Das letzte Jahr habe ich viel im Bereich Promotion gearbeitet (auch unter Verwendung so mancher PU-Prinzipien). Meine gewonnene Essenz aus dieser Zeit, gerade was das Inner Game betrifft, wollte ich hier einmal vorstellen.

Kurz zu meinen Tätigkeiten: 9 Monate als Interviewer, teilweise Vollzeit, mit über 5000 angesprochenen Personen oder Gruppen (im 5 Minuten Takt); 3 Monate als Verkäufer (u.a. Elektromärkte, Kreditkarten - mit dem besten American Express Verkäufer Deutschlands). Von extremer Massenabfertigung mit 300 Personen an einem Tag bis zum erfolgreichen Verkaufsgespräch über mehrere tausend Euro, von unrasiert bis Businessanzug war fast alles dabei. Für die relativ kurze Zeit in der Branche glaube ich mich nicht schlecht zu schlagen.

Zu den vorgestellten mindsets: sie fußen überwiegend aus eigenen praktischen Erlebnissen, Beobachtungen und Experimenten. Die Sicherheit und „Wahrheit“ für mich gewinne ich aus der hohen Kontaktzahl, wobei der sachliche Maßstab immer meine Quoten oder Umsätze waren. Da diese mindsets in erster Linie motivieren sollen, ähnlich wie Affirmationen, sind sie vereinfachend oder beschönigend formuliert, aber niemals aus der Luft gegriffen.

Die mindsets:

1) Die anderen haben mindestens genauso viel Angst, wenn nicht noch mehr

2) Die Reaktion lässt sich nicht sicher vorhersagen

3) Ich mache Menschen glücklich

4) Ich habe das Recht dazu

zu 1) Die anderen haben mindestens genauso viel Angst, wenn nicht noch mehr

(oder: mir kann nichts passieren, ich hab alles schon erlebt)

Wenn man jemanden anspricht, vorzugsweise souverän und mit hohem Power-Level, hat man immer mit einer gewissen Bandbreite von Reaktionen zu rechnen. Irgendwann findet man raus, dass das Verhalten deines Gegenübers mehr über den anderen als über dich aussagt (spätestens wenn eine über lange Zeit optimierte Routine unter den unterschiedlichsten Umständen alle anderen Faktoren ausschließt). Sehr viele sind eingeschüchtert oder verunsichert, auf der anderen Seite gibt es, gerade unter Jugendlichen, Wichtigtuerei oder Egospielchen. Im seltenen Extremfall (weit unter einem Prozent) gab es „Fluchtversuche“ oder verbale Aggressionen, zu Handgreiflichkeiten ist es nie gekommen.

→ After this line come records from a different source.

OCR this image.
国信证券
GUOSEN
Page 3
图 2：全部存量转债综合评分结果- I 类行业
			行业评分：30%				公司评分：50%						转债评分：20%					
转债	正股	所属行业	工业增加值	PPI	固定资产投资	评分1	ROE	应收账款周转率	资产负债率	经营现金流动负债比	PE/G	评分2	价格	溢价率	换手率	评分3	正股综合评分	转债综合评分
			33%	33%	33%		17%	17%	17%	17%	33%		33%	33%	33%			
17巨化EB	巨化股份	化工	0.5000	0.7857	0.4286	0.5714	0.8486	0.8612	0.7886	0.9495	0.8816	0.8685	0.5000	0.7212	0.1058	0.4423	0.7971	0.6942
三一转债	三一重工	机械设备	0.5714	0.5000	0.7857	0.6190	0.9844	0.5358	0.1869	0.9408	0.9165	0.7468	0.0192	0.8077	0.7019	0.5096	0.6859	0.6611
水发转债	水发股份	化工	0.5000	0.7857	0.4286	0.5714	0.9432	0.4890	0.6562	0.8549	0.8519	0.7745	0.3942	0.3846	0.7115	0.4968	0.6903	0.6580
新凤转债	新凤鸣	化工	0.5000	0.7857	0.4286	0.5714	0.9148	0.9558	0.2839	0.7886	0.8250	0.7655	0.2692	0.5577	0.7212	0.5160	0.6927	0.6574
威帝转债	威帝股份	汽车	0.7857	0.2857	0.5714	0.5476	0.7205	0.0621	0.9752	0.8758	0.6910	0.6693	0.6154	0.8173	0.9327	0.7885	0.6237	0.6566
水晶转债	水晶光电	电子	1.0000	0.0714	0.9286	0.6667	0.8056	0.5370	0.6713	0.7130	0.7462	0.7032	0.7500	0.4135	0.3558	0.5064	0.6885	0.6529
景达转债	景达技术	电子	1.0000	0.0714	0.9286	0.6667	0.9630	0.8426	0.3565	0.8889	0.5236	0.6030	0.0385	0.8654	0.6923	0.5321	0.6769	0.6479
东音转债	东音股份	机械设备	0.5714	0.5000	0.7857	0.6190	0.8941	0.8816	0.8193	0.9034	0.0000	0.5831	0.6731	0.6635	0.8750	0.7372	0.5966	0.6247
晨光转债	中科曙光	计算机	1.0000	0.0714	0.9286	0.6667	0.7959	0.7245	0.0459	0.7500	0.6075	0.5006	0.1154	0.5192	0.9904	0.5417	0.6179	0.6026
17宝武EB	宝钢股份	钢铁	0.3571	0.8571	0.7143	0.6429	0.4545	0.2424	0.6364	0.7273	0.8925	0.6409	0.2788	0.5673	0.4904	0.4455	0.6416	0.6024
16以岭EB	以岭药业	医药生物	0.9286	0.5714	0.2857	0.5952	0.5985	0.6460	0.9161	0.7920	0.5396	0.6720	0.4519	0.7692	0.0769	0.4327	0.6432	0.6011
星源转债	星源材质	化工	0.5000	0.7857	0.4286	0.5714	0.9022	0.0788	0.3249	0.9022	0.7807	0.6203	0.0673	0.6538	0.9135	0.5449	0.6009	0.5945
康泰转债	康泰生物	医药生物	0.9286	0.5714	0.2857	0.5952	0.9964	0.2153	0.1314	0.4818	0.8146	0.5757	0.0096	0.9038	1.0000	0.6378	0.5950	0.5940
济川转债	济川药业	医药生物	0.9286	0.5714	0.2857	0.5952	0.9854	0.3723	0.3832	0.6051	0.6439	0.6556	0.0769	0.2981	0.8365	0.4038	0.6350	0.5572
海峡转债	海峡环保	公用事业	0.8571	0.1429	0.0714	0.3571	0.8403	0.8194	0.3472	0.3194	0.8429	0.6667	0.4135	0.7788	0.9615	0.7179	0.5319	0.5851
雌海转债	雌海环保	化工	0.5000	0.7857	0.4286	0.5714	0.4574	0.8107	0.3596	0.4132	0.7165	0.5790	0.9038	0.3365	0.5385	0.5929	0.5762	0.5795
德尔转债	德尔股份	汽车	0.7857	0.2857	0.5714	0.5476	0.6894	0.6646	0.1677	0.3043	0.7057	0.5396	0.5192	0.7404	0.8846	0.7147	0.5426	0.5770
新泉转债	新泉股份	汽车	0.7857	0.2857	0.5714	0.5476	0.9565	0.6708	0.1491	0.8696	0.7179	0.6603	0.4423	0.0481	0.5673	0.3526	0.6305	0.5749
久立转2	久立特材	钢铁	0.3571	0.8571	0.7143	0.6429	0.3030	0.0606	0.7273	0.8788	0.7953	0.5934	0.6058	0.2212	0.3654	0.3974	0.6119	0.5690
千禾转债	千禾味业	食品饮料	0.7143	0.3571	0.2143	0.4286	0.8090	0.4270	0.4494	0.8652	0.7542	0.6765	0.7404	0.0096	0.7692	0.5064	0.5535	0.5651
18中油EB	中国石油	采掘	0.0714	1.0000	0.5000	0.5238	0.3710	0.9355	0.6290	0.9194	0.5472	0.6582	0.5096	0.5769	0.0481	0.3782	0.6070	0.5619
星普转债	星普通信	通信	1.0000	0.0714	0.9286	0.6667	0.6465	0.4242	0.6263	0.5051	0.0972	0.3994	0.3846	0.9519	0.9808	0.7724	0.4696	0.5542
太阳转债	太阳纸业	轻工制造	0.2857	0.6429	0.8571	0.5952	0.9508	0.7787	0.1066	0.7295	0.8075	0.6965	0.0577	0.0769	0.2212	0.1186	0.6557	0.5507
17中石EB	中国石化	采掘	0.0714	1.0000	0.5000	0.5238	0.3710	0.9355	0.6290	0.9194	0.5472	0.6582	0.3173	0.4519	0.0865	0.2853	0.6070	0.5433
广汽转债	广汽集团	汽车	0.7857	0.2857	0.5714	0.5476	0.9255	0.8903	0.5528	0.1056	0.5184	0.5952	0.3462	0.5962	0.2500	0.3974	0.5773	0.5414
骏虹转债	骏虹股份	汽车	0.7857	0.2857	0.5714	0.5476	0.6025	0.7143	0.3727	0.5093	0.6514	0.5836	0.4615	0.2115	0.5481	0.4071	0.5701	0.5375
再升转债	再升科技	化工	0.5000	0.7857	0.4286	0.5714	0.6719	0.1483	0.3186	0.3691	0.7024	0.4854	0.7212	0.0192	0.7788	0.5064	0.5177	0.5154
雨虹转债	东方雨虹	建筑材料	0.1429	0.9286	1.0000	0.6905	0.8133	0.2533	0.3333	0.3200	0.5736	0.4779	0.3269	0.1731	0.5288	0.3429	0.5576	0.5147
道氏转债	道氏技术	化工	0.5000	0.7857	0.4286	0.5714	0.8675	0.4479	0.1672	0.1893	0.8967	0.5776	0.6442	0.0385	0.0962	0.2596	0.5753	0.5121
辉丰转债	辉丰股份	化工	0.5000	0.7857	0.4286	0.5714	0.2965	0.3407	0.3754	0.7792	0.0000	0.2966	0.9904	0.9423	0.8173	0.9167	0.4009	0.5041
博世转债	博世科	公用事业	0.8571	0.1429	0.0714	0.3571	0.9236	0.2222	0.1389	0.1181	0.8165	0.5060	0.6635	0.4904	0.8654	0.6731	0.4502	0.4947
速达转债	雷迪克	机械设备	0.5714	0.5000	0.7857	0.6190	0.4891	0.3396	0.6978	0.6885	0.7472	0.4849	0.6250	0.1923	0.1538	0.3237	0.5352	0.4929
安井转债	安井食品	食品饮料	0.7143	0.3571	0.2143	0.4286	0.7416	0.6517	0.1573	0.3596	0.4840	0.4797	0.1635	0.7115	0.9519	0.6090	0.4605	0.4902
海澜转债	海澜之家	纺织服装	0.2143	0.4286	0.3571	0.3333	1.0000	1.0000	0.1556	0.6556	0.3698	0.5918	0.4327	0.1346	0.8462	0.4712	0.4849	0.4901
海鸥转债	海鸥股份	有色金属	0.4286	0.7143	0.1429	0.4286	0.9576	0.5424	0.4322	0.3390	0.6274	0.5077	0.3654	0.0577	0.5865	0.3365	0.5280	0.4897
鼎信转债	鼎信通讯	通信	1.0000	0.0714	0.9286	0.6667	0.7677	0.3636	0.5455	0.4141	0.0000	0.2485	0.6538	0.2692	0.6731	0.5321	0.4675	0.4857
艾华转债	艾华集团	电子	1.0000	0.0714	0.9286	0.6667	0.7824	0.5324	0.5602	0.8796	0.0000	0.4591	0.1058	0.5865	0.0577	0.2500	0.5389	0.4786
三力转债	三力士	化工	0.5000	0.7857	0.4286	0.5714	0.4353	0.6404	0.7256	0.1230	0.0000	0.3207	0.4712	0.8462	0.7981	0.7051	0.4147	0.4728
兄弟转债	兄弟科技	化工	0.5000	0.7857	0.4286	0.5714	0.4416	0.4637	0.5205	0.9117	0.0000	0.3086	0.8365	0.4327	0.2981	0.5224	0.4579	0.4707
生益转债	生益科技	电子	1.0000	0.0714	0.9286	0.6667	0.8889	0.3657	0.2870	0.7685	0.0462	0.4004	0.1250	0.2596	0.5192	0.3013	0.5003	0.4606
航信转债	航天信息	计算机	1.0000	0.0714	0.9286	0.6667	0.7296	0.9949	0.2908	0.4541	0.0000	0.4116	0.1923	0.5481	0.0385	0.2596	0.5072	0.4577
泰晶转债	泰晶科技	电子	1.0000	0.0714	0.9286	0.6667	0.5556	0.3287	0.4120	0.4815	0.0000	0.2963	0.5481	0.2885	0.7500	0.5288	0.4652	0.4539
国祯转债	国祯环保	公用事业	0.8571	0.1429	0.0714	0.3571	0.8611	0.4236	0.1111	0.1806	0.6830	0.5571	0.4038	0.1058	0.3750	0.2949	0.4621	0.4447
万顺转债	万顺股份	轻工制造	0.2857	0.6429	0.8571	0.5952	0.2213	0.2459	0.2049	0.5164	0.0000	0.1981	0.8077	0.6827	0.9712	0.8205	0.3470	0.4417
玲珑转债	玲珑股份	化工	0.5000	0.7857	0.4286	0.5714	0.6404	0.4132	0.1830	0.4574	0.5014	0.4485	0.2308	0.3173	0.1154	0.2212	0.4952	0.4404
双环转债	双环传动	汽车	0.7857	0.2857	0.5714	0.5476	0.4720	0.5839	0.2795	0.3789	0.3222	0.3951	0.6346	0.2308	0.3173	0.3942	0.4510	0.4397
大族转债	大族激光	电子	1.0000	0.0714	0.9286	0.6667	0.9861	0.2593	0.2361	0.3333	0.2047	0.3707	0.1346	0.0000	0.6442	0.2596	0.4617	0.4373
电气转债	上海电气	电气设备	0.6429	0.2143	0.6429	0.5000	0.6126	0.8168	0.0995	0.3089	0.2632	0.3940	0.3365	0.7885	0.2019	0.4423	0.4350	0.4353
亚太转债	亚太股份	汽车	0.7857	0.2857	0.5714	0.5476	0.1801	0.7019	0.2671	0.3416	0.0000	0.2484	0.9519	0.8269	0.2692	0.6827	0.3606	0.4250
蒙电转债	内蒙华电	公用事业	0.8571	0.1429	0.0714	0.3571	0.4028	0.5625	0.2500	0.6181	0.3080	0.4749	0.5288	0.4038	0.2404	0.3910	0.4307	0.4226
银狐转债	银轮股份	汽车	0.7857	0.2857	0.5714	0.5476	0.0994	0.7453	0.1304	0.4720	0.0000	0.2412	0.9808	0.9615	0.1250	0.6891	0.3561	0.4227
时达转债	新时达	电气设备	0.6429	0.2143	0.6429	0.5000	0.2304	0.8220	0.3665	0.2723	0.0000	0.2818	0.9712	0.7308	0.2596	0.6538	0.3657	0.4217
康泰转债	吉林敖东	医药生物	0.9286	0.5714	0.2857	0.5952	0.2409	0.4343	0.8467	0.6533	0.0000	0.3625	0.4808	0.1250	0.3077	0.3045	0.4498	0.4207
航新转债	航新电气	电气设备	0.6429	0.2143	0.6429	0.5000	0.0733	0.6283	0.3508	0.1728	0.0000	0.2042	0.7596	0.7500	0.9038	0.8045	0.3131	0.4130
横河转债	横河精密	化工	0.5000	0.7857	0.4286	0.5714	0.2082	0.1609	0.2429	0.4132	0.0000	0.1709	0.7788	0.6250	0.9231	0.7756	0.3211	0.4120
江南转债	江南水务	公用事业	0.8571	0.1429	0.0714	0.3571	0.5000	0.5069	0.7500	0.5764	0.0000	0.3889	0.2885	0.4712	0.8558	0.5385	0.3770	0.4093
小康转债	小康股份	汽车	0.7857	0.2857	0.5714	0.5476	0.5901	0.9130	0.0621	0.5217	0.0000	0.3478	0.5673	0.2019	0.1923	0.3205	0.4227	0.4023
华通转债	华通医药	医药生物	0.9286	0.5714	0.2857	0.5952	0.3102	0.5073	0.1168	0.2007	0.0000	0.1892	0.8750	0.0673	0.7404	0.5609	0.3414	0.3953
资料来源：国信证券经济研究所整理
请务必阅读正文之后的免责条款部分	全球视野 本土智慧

Souveränes, selbstsicheres Auftreten ist selten. Eher beobachtet man, dass vermeintlich gestandene Männer sich von ihren Frauen bevormunden lassen (selbst bei Reinhold Messner herrscht das Matriarchat). Gerade wenn sich jemand überrascht oder emotional betroffen fühlt zeigen sich Unsicherheiten in Form von Ticks oder ausfallendem Verhalten: wedelnde Hände, groteske Hüpfer, absurd-unlogische Kommentare.

„Aggressives“ Verhalten ist ebenso überspielte Angst oder Unsicherheit, einfach weil es keinen Anlass außerhalb des Aggressors gibt – tausende andere, vergleichbare Menschen hatten solch eine Reaktion in der exakt selben Situation nicht nötig.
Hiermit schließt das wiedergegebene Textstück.